HEAVY AND HARDCORE
So I'm gonna spend the rest of my life, for years and years and years to come having to attend regular appointments, with an army of NHS people , each with their specialties, like nurses, doctors, hospital people,and shrinks, shrinks, shrinks, galore.
I'm going to be tested left right and center and have a millions of physical medical examinations, with tons of blood tests. (I fucking hate needles.)
I'm going to have to do all these psychological, psychiatric things as well, where I'm going to be asked highly confidential, really nosy personal questions :
From how was my child hood; to the state of my mental health; to my sex life including my wanking habits. Its going to be no hold barred and totally undignified.
People have to wait 2 years too get their first appointment at the gender clinic.

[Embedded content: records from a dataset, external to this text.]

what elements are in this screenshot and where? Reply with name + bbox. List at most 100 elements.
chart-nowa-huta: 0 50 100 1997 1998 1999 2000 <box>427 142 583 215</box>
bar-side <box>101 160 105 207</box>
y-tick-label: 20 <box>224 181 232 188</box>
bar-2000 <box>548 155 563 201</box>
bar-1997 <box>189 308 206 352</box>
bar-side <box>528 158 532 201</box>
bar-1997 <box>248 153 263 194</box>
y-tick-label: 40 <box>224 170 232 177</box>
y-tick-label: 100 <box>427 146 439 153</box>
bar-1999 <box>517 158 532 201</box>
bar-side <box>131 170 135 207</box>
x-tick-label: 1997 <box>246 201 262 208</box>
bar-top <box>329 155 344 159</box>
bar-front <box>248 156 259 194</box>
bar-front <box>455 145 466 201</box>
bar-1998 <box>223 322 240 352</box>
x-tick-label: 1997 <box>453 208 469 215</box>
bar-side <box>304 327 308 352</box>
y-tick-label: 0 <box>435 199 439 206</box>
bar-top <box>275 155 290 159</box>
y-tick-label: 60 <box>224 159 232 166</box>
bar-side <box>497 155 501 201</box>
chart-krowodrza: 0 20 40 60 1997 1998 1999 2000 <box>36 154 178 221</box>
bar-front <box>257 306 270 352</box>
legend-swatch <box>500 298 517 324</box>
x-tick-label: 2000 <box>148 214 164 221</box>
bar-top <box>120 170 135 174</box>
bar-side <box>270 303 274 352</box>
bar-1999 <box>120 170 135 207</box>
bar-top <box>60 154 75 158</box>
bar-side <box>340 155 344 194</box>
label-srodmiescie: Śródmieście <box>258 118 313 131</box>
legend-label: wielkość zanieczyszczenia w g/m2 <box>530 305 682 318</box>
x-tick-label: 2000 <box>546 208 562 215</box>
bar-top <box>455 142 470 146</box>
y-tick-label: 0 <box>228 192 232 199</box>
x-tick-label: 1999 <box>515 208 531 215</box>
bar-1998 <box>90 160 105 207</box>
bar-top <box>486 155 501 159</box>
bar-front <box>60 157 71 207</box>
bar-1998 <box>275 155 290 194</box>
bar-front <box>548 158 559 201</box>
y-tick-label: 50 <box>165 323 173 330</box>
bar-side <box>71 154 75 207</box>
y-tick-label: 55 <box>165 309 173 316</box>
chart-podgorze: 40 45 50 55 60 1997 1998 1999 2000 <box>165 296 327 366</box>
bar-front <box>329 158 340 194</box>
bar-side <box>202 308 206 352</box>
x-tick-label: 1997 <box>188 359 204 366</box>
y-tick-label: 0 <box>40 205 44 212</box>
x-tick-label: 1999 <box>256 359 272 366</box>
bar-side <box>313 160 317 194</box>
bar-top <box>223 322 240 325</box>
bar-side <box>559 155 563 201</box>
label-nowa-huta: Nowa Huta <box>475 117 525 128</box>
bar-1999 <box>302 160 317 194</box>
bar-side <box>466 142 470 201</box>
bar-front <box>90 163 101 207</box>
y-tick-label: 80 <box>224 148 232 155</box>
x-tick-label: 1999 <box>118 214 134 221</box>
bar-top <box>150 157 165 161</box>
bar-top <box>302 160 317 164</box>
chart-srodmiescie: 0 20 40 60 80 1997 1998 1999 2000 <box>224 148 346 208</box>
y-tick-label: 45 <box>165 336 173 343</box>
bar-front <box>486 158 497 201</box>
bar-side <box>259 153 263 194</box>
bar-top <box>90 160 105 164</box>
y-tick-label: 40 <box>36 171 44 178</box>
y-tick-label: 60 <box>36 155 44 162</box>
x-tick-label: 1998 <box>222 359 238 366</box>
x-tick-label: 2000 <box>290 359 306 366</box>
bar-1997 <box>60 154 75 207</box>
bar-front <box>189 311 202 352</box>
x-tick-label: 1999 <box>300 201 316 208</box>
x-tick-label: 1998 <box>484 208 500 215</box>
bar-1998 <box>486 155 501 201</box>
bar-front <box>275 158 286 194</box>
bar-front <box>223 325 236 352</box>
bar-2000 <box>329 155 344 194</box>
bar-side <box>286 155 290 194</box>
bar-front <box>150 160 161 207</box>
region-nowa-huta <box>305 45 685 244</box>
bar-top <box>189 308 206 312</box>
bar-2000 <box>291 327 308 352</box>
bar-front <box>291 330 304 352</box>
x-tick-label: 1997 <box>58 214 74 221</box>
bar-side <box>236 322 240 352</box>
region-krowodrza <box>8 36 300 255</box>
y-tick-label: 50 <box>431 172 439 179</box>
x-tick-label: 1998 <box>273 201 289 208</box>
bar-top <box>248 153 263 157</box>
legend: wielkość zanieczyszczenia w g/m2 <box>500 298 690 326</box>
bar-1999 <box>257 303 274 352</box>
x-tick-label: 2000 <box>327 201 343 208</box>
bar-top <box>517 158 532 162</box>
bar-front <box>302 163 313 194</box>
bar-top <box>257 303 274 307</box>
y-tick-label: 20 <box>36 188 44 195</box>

2 freakin' years? And me who used to moan about how long I had to wait before being able to talk to a shrink about my depression.
And if I ever want to go privately, they charge 200 POUNDS AN HOUR.
Also I hear that medicine is still not too good at dealing with people like me, in the rather unusual case of being transsexual, and wanting to change their gender. It's still not quite up to scratch.
The only thing that keeps me going is the thought that I might, once I have successfully transitioned, end up living happily ever after; like that brilliant transman Paul I chatted to at my first FTM LONDON meeting on the 7 of September 2013.
Let's hope that I will , indeed, will find the grass to be greener once I will be on the other side of the gender divide.